Inspirational reading on performance management effectively used by market leaders with real life examples and pieces of advice.
Some points / recommendations:
- approach brings transparency and alignment, clear priority and accountability, clear definition of done (achievement of (a balanced) key results means objective is achieved).
- less is more (you have to select what we are not doing)
- execution is everything
- don't put all objectives as committed (must be 100% committed), put some inspirational objectives, as soon as objective became not relevant anymore - drop it.
The 4 Disciplines of Execution: Achieving Your Wildly Important Goals
A very clear and actionable disciplines to drive execution:
1. Select and focus on a wildly important goal (WIG), which would be a breakthrough. Authors appreciate the pressure from operational activities (whirlwind) and highlight importance to ring-fence a WIG.

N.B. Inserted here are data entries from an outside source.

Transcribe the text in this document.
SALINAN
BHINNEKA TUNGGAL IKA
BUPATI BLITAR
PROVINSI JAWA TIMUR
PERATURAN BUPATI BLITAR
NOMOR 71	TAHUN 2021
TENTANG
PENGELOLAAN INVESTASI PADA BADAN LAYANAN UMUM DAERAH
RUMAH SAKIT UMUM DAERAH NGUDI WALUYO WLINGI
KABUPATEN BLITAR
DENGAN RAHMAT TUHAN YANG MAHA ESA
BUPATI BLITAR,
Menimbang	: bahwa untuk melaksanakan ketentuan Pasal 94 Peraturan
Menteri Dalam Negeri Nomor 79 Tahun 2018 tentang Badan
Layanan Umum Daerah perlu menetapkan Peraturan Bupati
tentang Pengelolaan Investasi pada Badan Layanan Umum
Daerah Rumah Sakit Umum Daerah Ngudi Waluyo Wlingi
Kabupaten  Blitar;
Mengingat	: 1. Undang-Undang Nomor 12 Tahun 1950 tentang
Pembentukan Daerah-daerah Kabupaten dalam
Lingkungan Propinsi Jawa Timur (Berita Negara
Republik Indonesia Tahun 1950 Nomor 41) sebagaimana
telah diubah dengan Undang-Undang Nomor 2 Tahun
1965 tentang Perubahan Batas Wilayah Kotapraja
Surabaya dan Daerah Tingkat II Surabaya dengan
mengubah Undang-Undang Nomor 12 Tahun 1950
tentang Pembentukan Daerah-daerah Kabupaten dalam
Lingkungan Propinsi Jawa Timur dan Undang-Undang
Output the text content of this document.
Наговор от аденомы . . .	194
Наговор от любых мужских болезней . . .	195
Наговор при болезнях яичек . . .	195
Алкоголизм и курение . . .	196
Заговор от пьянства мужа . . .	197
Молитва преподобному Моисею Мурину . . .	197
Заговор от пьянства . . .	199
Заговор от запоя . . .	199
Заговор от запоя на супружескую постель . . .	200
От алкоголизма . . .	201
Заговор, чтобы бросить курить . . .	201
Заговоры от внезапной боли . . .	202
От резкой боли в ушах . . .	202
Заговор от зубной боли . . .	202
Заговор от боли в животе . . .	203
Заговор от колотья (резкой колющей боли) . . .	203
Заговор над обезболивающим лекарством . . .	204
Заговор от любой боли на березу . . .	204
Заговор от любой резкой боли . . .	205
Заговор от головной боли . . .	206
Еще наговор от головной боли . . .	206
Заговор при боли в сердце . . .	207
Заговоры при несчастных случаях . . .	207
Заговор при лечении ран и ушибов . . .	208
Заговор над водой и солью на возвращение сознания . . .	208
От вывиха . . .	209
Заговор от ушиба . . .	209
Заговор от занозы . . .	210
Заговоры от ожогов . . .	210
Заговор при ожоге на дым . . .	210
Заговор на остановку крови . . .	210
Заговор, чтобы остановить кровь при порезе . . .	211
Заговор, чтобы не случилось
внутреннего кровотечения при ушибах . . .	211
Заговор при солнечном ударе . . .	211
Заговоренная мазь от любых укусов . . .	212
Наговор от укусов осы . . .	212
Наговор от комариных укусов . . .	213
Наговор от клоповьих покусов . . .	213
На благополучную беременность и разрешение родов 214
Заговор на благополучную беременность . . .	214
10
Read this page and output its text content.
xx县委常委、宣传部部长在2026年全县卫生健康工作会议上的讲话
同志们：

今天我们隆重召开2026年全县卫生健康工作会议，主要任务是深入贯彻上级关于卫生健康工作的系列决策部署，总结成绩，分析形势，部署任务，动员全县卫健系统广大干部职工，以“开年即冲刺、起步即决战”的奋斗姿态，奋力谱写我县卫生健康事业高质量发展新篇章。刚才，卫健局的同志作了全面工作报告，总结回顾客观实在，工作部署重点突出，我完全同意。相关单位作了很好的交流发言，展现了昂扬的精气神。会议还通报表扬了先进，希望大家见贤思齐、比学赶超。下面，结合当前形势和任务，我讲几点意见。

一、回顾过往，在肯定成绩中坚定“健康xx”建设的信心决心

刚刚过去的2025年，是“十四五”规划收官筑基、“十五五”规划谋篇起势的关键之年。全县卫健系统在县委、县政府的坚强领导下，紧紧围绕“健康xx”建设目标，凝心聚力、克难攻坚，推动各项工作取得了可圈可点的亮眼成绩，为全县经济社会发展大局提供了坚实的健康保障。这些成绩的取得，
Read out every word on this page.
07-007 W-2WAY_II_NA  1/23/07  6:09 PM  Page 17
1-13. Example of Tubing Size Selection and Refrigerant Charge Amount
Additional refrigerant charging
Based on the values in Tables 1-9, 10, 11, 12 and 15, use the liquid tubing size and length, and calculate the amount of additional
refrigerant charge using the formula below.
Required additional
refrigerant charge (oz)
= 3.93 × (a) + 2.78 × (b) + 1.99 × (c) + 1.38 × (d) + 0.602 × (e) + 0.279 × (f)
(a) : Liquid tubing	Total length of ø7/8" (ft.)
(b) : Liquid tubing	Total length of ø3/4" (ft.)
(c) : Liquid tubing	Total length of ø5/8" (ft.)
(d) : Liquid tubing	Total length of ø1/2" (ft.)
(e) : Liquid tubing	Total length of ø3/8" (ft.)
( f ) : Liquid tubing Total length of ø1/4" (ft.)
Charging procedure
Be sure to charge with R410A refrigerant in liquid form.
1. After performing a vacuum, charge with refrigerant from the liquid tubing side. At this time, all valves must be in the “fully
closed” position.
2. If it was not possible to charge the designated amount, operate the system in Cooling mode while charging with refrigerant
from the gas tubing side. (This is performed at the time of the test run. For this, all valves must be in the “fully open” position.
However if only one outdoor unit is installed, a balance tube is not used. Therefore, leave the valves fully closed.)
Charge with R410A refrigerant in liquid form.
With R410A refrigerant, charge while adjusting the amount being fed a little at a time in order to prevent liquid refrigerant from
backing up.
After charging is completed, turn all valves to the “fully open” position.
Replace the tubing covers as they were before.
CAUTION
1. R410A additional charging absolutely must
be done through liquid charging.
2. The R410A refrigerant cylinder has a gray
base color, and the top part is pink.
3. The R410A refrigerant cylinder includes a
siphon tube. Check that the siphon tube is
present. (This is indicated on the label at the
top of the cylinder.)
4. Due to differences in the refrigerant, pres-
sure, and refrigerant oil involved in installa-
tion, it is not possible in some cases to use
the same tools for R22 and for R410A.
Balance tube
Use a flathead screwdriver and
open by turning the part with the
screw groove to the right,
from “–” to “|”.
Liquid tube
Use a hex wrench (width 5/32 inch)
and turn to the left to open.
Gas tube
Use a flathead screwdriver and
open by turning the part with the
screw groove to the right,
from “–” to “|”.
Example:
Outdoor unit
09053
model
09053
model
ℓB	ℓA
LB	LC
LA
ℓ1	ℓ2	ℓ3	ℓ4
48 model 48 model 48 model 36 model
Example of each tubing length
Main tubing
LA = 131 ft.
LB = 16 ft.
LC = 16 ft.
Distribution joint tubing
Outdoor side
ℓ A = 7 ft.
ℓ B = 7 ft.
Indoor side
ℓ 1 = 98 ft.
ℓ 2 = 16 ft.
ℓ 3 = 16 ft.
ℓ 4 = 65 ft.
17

2. While Lag indicators is what we need (like revenues or lead time), lead indicators is what the team could really focus on. It's required to define good lead indicators and focus on them.
3. Develop and use visual scoreboard (like the one in soccer game). A team needs to quickly see the current state and coordinate the efforts and focus on result. Such scoreboard is not the same as coach scoreboard, which is usually much more detailed.
4. Implement the cadence of accountability - regular (weekly) meetings where leader and all team members hold each other accountable on their commitments on driving the goal. Authors gives tailored instructions for leaders of leaders and leaders of the front line teams.
A broad overview of both problem space and solution space, covering use cases and concepts of data-intensive & distributed systems with relevant examples. Perfect if you want to see the bigger picture and understand the “whys” of solutions and tradeoffs.